Monday 15 August 2011

Time Marches On


Oh dear readers, where does the time go?
The weekend goes by so fast and then, before you know it, you’re walking along to the dry cleaner and post office and there, on the sidewalk, a redish-yellowish-orangish maple leaf.  It’s Autumn and the start of another year. 
For me the year starts in Autumn.  I have been in school too long.  I don’t know if this will change anytime soon.  Come to think of it, it is a weird time to think of a new year beginning when everything is slowly winding down for the long winter.  But it is around this time that I get a hankering for a new box of crayons.  You know the one.  That yellow and green box with 64 colours, most of which you have never imagined, and a sharpener in the back? 
When I was a kid I didn’t always get a new box of crayons for the school year.  I don’t think it was because we didn’t have the money, I think it was because a new box of crayons, when the old box was still perfectly usable, would be wasteful.  I get the lesson now.  Then, it was just another item on the ‘hey-look-at-me-I’m-not-like-you’ list.  Right up there with brown bread and tofu-spread sandwiches, carob ‘chocolate,’ and brown rice balls in the lunch box with a generic picture.  No My Pretty Pony or Jem lunch boxes for me.  Although, I believe I had a parent-approved Muppet Show lunch box for awhile, but it was metal and had sharp edges and somehow it turned into the storage container for clown make-up. 
As I say, I get the lesson now.  I will probably insist my children use their crayons until they can no longer be fished out of the crevices of that yellow and green box or get lost in the sharpener.  I will also insist on a ‘timeless’ lunch receptacle (minus the tofu spread, carob, and rice balls). 
You live, you learn.  However, while I never have a hankering for tofu spread, carob and rice balls, I do still yearn for a fresh box of crayons. 
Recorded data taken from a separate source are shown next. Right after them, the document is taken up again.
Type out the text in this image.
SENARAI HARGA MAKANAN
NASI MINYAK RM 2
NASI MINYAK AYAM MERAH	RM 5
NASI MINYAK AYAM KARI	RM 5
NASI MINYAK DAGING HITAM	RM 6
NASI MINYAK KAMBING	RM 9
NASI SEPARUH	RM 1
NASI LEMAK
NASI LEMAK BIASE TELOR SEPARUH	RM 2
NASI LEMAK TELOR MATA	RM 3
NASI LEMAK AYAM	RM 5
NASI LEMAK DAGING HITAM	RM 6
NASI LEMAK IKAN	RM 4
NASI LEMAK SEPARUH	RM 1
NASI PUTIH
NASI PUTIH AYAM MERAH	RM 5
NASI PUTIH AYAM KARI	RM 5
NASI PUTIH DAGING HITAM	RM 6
This weekend, I discovered there is also a time when you will unwittingly learn (and follow in) your mother’s fashion choices.  Choices you once mocked.  My time has come.  Take a look at these two photos.  (Ignore the facial expressions…I was more concerned with the fact I was standing on our sidebar trying to get a photo in the mirror above the mantle than smiling.)



What do you see? 
Let me tell you what you see.  An off-the-shoulder styling.  When I was a child, maybe still-I don’t know, my mother routinely cut the collars out of her shirts.  She said she did this because they were too tight around her neck.  This may be, but it also created an off-the-shoulder style that became her signature for awhile.  At least to me.  (If I had access to the Rubbermaid-box-o-photos in the parents’ basement, I would provide proof.  For now, you just have to trust me on this one.)
I remember a lot of comments/jokes about being a member of the Flashdance cast.  If I recall correctly, there may also have been a half mocking tutorial about how to properly cut a collar in the playground of the day-care center where she worked.  Maybe. 
I may be making this up.
Regardless, it appears I have come to that age where it feels like a good fashion moment to wear the ‘good’ bra because the strap will be on show.  Hmm….  This could go horribly wrong and the next thing you know I will be wearing patchouli, going without the bra altogether and attacking my t-shirt drawer with scissors. 

I’m not sure where I am going with this, but I will tell you that I love this new-to-me shirt (a swap piece) and was seriously considering getting some more.  After this realization, I may leave it at just the one. 
I'm not ready to become my mother, just yet.